Talk about your biggest failure. What did you learn? How did you pick up the pieces and move forward?
There are so many, both professionally and personally, that it is hard to single out any one of them out as the biggest. Any failure results in a fork in the road—you can either harp on it and beat yourself up, or consider it an opportunity to learn and improve.
I still remind myself that it is ok to fail, just not intentionally, and not to be so hard on myself. I lived a long life not being kind to myself, and am still a work in progress in that regard. I have learned to give myself a “mourning period” for a failure (usually a few hours or maybe a day), and then say to myself, “ its time to move forward and carry on.”
Who is your hero? Or the person who has had the greatest impact on your life and career?
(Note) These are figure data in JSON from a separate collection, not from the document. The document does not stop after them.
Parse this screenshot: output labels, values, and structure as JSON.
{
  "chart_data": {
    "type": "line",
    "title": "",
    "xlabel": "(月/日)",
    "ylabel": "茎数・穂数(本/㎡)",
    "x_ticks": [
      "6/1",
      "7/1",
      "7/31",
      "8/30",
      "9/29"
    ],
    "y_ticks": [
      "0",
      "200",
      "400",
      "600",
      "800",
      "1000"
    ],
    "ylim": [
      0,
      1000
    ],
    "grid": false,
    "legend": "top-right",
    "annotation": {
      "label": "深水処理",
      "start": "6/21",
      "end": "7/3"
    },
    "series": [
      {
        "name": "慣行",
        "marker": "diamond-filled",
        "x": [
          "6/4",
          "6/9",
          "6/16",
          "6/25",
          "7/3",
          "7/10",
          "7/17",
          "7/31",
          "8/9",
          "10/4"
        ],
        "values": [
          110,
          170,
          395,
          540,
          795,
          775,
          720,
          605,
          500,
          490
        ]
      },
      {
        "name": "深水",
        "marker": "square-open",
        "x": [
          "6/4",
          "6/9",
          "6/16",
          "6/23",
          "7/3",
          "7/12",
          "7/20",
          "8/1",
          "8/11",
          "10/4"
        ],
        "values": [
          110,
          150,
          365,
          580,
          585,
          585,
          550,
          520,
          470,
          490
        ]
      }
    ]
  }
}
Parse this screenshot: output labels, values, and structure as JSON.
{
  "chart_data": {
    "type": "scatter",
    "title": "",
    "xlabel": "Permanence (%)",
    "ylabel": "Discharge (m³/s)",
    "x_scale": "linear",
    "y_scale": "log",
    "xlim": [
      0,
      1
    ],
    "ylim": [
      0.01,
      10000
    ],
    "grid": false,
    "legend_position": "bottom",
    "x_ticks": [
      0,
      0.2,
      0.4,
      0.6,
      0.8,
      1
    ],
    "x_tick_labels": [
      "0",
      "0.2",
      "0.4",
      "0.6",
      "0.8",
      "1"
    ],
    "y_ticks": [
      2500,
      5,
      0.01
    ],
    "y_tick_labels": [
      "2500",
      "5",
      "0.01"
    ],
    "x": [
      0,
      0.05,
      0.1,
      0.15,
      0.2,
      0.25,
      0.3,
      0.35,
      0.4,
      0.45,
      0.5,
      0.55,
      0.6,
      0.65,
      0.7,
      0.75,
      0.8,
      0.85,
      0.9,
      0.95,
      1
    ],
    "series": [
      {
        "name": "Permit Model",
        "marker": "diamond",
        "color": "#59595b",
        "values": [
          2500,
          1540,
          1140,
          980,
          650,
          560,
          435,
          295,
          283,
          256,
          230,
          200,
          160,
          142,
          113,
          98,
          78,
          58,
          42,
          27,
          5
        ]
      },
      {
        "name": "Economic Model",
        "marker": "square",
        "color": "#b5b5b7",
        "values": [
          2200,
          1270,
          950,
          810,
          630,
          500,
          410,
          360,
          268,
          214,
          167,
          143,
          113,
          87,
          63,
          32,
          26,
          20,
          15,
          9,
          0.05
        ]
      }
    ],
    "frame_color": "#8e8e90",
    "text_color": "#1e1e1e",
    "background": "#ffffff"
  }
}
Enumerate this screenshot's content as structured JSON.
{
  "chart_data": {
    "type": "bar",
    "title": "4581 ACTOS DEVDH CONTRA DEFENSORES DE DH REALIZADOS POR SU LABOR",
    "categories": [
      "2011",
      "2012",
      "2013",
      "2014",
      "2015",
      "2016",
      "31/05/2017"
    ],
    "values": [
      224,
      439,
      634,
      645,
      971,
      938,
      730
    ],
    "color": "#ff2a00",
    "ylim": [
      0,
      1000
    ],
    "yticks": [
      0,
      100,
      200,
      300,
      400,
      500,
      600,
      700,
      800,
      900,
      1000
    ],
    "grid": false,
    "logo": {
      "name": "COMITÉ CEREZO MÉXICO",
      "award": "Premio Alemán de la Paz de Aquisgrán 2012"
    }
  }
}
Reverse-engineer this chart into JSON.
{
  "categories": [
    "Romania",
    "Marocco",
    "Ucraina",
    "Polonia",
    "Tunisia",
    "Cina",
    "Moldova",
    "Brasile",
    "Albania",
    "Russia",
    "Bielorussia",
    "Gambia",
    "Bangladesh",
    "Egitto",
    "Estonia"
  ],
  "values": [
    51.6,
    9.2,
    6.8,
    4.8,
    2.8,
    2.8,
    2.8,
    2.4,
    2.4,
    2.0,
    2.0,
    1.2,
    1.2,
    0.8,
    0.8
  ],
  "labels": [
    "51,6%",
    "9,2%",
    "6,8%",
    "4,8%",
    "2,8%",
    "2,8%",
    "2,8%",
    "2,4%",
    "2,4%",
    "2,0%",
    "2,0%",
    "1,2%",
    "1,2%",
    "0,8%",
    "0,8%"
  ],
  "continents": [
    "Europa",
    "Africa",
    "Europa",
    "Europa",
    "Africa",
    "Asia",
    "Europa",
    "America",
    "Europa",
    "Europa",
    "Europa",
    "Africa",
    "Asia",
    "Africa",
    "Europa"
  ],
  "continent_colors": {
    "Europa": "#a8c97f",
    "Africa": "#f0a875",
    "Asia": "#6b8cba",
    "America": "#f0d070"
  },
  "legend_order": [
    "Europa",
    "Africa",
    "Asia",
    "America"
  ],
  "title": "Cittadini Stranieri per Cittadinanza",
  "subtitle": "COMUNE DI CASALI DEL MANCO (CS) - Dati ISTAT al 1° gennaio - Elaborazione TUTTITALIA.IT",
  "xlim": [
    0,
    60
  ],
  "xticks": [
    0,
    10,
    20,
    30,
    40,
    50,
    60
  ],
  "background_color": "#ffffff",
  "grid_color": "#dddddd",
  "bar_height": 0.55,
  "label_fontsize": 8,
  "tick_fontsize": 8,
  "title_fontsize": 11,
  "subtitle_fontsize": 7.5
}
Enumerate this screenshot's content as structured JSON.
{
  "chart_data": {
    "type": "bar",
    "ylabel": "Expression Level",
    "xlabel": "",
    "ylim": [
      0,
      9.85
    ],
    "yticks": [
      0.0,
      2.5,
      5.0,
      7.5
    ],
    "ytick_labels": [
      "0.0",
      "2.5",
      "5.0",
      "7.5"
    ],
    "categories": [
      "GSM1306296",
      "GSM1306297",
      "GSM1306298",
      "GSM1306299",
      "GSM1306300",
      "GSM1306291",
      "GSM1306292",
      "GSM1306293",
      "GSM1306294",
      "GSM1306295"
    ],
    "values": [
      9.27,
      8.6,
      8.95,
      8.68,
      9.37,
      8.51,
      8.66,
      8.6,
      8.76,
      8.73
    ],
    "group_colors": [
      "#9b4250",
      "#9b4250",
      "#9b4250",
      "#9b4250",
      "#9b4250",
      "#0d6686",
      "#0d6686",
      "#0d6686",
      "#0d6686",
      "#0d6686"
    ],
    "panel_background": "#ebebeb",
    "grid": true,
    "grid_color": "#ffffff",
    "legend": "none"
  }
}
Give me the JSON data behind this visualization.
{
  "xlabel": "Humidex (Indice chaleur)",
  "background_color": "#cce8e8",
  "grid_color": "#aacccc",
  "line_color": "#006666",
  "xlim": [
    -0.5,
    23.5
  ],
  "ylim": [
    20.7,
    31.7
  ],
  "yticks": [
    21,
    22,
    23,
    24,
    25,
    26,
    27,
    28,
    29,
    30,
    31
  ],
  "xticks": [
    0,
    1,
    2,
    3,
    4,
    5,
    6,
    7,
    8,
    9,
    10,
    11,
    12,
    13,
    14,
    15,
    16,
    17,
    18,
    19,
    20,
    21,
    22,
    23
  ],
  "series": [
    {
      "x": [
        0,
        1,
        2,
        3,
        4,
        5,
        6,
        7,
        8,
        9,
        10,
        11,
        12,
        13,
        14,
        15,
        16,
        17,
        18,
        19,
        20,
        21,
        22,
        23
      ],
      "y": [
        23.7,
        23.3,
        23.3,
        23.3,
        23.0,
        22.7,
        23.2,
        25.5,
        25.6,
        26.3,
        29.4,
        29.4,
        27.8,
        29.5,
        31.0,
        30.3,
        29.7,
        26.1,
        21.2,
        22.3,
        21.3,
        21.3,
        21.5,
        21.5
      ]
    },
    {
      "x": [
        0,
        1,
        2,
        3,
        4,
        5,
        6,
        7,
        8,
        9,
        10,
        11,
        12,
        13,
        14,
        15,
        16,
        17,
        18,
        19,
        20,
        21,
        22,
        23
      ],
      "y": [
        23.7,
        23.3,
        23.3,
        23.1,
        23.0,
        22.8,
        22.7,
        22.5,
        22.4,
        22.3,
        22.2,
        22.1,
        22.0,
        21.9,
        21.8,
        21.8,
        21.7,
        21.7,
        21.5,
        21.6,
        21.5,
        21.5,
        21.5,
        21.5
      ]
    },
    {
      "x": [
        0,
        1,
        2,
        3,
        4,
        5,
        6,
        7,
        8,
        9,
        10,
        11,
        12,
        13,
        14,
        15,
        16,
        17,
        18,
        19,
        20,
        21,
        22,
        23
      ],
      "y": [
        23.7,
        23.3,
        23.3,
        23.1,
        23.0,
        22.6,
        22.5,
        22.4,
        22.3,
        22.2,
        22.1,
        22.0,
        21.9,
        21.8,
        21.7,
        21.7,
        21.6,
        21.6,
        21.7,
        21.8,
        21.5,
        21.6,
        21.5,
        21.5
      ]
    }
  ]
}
My heroes honestly are my daughter, son and daughter-in-law. Individually and collectively they teach me on a daily basis how to be a better person, and I want to be a better person for them, someone they are proud of. I am not sure how they got so wise at such young ages. I have had so many amazing professional mentors that I can not possibly single out one or even several amazing colleagues who impacted my career in a positive way.
What are you currently listening to, reading, and watching or streaming?
I am always listening to music throughout the day and my tastes are all across the board. Alexa is in almost every room of my house. I surprise many people that given my age I like everything from “boy bands” like the Backstreet Boys, to classic rap like Big Sean, to classic rock like Rod Stewart, to jazz like Dave Koz. I do not like silence. I think better when distracted by music.
Reading for pleasure, yeah not something I do. I have not read a book for pleasure in thirty plus years other than Dr. Seuss to my kids.
When I watch television, it is almost always live sporting events (I never miss an Ohio State football game and rarely miss a Dodger baseball game) or silly mindless sitcoms like Big Bang Theory or Two and a Half Men. The best television ever in my opinion is season one of The Wire.
During the depths of stay at home during the pandemic, I watched all episodes and seasons of Animal Kingdom, and I am excited for the new season to come out in a couple of weeks.
What’s the best – and worst – piece of advice that you were ever given?
Best advice is easily be kind to yourself. Be accountable, but kind. The second best was from my dad—give everything you do your best, so there are no regrets. If you gave it your best and failed or came in last, that is OK. I am not sure I ever got bad advice, certainly nothing memorable.
Okay, you’re throwing a lavish, in-person, post-pandemic dinner party. Name the three people – from any time in human history – who you would invite.
It’s funny to think of myself throwing a lavish dinner party, but I would love to invite Ronald Reagan, Queen Elizabeth and Jesus. It would have to be catered. I only cook for my dog, Liv.
Here’s to Bob Kramer, and all of our attorneys and allied legal professionals who make our firm – and the legal profession – a better place in which to live, work and grow through their passionate vision and dedicated efforts.